Les personnes âgées ont, elles aussi, le droit de s'aimer



C'est un sujet tabou, un vrai. Dans les maisons de retraite, l'amour et la sexualité entre personnes âgées existent. Provoquant souvent la gêne - voire le rejet - des familles comme du personnel. Des initiatives tentent de préserver cette délicate intimité.
Ils ne se quittent pas de la journée, se cherchent dès qu'ils se perdent, les mains enlacées, glissant dans les couloirs, du matin au soir. Ils sont comme deux adolescents, sourires complices, regards infinis, assis tous les deux, là, sur le rebord du lit, chambre 312.
Elle parle, il la regarde, les yeux agrandis.

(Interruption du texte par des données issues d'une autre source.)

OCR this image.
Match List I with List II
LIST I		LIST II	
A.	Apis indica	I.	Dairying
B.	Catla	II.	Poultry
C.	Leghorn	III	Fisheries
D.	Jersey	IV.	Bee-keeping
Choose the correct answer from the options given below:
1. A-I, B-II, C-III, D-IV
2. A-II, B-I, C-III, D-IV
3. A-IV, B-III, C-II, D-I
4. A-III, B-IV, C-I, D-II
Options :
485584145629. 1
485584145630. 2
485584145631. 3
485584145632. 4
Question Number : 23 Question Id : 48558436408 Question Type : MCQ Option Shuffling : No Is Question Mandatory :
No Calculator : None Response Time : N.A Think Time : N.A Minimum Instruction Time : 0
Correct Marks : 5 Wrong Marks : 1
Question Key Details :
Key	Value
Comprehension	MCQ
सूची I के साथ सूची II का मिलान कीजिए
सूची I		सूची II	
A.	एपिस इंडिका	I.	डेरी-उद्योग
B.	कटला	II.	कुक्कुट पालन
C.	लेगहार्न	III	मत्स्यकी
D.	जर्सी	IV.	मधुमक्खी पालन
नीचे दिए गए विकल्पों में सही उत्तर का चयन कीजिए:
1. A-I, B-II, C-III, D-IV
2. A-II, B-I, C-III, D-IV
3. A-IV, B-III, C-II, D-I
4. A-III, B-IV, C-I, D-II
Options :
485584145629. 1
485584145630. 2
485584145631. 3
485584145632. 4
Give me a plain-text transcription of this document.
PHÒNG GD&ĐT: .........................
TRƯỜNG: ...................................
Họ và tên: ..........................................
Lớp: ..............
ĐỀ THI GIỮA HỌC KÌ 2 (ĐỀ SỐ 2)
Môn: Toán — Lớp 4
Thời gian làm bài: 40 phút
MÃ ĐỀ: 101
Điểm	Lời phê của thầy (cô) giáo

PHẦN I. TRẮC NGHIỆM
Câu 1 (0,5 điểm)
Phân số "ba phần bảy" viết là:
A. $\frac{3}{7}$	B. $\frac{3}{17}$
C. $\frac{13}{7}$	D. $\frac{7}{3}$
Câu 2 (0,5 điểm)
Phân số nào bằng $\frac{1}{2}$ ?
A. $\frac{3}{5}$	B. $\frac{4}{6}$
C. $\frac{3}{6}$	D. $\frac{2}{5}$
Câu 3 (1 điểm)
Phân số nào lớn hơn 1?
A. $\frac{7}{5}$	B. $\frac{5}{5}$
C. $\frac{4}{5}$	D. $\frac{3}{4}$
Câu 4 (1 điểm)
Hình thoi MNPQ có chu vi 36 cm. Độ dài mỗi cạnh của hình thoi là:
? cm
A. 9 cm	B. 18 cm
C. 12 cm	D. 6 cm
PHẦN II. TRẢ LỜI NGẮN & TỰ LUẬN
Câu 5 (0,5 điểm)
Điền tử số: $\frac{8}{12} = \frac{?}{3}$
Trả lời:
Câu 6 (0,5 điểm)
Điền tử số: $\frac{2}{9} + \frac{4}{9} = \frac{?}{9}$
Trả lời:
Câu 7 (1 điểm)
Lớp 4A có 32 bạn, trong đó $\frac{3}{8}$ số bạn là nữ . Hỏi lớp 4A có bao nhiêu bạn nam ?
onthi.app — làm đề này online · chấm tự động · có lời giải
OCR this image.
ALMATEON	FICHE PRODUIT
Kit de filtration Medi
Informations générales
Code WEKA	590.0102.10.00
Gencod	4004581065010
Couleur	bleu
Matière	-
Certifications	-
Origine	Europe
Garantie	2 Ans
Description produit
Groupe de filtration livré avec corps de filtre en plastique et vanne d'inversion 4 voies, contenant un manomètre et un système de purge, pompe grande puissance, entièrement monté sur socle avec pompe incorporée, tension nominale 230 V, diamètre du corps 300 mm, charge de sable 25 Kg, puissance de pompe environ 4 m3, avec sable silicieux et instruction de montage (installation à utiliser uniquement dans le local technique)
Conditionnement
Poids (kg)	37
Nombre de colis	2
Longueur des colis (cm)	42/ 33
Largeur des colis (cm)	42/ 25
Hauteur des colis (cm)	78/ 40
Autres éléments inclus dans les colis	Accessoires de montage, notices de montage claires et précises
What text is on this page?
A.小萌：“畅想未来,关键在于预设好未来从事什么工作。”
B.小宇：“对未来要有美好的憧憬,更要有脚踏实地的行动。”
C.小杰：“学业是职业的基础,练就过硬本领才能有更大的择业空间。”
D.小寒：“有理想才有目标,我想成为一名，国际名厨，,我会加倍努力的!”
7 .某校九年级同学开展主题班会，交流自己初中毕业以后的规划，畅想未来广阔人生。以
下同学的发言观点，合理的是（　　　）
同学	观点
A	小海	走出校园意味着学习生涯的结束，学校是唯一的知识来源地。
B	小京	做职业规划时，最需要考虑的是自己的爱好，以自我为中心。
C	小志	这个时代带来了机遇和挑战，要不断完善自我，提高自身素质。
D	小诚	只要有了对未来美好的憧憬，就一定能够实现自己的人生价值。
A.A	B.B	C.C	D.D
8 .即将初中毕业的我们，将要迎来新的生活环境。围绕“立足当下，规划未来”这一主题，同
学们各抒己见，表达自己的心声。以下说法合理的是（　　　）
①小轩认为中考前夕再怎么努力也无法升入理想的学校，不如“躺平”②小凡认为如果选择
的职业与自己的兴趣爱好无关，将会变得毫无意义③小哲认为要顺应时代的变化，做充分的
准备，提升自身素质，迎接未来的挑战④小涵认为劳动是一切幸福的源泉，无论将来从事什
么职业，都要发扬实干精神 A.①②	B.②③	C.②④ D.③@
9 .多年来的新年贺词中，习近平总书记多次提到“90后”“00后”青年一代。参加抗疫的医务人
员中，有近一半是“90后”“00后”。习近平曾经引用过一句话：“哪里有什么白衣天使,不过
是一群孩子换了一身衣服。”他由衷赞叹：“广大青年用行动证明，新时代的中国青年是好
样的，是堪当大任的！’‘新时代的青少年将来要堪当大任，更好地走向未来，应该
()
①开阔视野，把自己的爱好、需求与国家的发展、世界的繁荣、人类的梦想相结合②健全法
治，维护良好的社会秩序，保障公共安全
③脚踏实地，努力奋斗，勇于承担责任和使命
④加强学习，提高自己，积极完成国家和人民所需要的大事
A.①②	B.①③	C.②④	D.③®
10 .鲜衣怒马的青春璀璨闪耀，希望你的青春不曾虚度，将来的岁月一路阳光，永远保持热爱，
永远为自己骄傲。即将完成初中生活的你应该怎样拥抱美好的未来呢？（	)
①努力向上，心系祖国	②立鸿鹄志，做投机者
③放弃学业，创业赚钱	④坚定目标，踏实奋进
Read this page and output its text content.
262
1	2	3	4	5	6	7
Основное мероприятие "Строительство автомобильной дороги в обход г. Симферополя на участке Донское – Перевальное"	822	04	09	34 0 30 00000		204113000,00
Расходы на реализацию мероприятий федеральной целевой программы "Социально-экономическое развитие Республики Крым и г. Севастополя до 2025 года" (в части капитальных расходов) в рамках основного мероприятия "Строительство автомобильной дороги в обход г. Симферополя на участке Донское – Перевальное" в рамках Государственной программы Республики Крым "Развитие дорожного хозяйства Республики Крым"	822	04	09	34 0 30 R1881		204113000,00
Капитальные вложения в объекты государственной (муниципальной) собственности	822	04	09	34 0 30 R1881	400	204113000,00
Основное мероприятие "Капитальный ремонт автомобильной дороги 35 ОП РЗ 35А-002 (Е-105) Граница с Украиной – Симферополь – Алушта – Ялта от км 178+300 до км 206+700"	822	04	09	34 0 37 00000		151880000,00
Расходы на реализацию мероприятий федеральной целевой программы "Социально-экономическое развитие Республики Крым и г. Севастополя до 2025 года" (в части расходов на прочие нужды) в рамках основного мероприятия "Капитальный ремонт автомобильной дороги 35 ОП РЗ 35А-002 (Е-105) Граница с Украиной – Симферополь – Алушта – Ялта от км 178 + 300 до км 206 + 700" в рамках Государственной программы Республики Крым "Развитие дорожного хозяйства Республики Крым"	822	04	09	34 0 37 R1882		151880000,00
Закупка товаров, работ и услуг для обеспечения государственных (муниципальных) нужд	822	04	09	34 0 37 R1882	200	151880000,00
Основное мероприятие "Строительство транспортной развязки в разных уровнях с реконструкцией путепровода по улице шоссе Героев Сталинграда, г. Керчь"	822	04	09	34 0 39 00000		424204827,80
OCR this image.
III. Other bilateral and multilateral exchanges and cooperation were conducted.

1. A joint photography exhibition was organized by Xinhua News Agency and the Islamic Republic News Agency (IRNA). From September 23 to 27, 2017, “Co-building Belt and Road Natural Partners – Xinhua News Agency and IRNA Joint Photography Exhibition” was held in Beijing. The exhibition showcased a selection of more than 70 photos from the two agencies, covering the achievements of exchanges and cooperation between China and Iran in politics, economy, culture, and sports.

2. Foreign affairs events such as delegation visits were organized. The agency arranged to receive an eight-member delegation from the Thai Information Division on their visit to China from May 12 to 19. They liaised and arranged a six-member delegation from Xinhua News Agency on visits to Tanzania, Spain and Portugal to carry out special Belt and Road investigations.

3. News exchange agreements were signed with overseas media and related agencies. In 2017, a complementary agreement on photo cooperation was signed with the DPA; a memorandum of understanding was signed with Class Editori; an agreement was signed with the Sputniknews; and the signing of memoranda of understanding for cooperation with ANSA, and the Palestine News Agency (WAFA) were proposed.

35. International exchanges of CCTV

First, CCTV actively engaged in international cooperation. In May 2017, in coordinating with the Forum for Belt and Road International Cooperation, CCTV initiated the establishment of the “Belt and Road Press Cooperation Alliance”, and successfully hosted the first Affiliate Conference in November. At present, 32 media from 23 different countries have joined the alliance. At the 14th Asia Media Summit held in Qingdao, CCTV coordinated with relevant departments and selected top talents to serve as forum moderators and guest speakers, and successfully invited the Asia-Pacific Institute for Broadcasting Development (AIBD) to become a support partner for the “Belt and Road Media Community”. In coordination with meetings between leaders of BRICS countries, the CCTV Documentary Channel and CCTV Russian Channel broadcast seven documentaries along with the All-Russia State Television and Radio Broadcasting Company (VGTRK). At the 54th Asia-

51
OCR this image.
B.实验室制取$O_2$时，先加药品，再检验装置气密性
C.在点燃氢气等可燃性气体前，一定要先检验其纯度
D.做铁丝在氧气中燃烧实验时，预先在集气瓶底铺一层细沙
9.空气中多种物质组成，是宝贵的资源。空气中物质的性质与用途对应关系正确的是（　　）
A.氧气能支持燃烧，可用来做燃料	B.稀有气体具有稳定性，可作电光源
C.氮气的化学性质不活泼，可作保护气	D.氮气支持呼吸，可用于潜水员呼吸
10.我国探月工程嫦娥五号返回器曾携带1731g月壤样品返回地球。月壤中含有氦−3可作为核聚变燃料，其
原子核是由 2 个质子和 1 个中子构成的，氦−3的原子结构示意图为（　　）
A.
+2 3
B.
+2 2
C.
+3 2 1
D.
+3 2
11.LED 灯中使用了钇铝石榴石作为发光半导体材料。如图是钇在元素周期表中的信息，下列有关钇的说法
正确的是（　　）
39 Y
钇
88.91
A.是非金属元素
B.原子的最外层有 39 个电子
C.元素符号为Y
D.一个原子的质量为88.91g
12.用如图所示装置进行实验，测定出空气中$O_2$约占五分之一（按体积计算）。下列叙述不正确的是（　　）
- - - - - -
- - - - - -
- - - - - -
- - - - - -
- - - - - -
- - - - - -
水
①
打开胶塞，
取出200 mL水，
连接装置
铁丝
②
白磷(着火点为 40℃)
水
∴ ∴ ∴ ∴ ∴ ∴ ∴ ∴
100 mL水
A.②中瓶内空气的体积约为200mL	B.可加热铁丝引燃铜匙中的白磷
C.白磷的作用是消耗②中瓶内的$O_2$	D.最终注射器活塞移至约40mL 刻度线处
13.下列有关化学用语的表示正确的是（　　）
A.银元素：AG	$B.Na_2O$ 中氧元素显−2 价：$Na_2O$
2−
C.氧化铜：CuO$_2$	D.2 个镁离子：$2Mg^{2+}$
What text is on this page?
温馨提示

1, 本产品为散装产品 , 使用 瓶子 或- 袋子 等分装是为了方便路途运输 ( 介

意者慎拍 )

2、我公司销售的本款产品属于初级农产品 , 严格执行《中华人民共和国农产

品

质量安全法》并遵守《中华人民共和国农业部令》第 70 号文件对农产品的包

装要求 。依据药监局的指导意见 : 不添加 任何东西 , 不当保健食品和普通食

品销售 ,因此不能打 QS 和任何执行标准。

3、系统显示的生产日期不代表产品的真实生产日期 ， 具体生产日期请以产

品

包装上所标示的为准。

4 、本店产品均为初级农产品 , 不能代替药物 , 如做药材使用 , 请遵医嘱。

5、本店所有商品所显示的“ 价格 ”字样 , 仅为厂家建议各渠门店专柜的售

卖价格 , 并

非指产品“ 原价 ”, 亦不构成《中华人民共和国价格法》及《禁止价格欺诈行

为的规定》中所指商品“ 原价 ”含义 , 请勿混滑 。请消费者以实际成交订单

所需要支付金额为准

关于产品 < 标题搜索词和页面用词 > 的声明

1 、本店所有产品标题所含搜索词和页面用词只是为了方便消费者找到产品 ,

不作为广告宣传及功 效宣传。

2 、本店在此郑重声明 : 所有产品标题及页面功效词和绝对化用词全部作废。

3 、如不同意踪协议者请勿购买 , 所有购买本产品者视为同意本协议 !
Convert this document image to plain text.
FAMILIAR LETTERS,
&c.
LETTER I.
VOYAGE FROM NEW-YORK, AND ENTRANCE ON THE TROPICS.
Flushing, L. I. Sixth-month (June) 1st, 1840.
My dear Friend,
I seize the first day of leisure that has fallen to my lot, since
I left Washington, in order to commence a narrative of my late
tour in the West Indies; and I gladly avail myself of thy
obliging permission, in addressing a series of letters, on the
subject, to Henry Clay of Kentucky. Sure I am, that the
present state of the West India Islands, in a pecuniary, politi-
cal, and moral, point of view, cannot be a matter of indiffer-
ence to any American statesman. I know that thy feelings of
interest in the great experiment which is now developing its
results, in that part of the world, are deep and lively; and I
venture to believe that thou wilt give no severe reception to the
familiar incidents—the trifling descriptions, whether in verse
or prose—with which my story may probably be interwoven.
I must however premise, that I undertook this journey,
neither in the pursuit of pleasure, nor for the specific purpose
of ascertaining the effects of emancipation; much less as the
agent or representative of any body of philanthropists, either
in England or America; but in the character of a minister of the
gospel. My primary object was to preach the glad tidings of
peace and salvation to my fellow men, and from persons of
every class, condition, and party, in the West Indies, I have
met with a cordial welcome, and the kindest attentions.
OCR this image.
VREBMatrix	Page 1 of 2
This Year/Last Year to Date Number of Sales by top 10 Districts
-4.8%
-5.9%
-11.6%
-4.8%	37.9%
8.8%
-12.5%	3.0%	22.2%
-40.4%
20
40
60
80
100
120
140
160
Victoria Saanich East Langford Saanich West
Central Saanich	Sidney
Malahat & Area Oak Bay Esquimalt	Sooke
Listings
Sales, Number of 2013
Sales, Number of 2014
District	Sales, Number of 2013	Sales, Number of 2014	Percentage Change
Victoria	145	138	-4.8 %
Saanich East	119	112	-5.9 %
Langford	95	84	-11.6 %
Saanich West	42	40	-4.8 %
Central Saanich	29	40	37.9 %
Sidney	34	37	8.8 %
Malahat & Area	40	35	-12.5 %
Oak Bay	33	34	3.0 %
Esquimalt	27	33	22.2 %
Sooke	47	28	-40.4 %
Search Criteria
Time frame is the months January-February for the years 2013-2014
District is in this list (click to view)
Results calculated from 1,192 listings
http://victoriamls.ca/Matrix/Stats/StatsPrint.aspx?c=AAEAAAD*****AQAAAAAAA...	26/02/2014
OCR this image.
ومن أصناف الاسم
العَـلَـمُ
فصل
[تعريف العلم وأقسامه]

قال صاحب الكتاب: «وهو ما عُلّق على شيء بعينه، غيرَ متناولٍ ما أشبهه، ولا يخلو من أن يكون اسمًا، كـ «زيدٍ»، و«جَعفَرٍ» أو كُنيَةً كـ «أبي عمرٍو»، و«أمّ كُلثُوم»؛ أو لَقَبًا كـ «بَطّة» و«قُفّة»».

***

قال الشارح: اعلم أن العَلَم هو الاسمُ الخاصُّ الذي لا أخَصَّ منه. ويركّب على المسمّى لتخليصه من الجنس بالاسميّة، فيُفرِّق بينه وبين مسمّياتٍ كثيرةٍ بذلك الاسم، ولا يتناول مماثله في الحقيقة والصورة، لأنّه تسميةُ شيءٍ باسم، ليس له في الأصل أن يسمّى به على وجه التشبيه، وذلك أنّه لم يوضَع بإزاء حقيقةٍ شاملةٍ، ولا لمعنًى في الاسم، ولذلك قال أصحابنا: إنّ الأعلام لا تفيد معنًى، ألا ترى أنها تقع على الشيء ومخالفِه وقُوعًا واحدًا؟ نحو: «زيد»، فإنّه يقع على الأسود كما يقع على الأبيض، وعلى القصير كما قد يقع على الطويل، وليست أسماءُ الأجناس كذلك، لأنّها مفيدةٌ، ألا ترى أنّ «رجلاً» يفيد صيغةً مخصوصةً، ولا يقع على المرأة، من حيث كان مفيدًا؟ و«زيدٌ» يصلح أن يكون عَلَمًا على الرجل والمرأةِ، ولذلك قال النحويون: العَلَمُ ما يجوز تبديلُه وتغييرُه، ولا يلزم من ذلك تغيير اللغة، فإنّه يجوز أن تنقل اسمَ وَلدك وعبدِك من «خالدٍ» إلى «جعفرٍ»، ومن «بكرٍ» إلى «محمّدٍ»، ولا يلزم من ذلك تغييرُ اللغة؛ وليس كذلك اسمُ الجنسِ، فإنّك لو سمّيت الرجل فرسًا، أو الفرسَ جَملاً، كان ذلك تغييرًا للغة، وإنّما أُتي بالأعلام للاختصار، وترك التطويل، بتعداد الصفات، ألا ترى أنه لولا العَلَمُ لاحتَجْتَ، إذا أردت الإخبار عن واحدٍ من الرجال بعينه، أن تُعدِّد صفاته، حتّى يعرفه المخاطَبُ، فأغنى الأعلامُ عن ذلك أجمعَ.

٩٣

Elle dégage une douceur fragile, Marcelle, dans son chemisier à fleurs : "On s'est rencontrés il y a cinq ans, avec Jean-Noël. C'était au moment du repas. On s'est mis à discuter, de suite... et au fil du temps, on est tombés amoureux."
Jean-Noël, 70 ans, était jardinier, Marcelle, 67 ans, assistante maternelle. Lui n'a jamais convolé. Elle s'est mariée, a eu des enfants, un époux qui l'a quittée quand ceux-ci sont devenus grands. A l'aube de leur vieillesse, Marcelle et Jean-Noël sont entrés très tôt dans cet établissement d'hébergement pour personnes âgées dépendantes (Ehpad) et ont joint leurs solitudes. Des "bisous" volés au temps qui glisse, des frissons amoureux, des parties enfiévrées de dominos, des balades, tous les jours, aux alentours de la résidence Jacques-Brel de Guipavas (Finistère).
L'an dernier, il l'a demandée en mariage. Ils étaient debout, tous les deux, dans sa chambre. Il lui a pris la main : "Je t'aime beaucoup, Marcelle, tu sais." Et puis, pour la première fois de sa vie, il s'est lancé, comme une bouteille à la mer : "Et si on se mariait?" Elle a dit oui. Elle ne savait pas ce qu'elle disait.Ses enfants ont mal réagi. Pas question.
"Tu as vu l'âge que tu as, maman? Tu es trop vieille. Et lui aussi." Marcelle fixe la table, longuement. "On a quand même fait une petite cérémonie chez le cousin de Jean-Noël, qui est prêtre, balbutie-t-elle.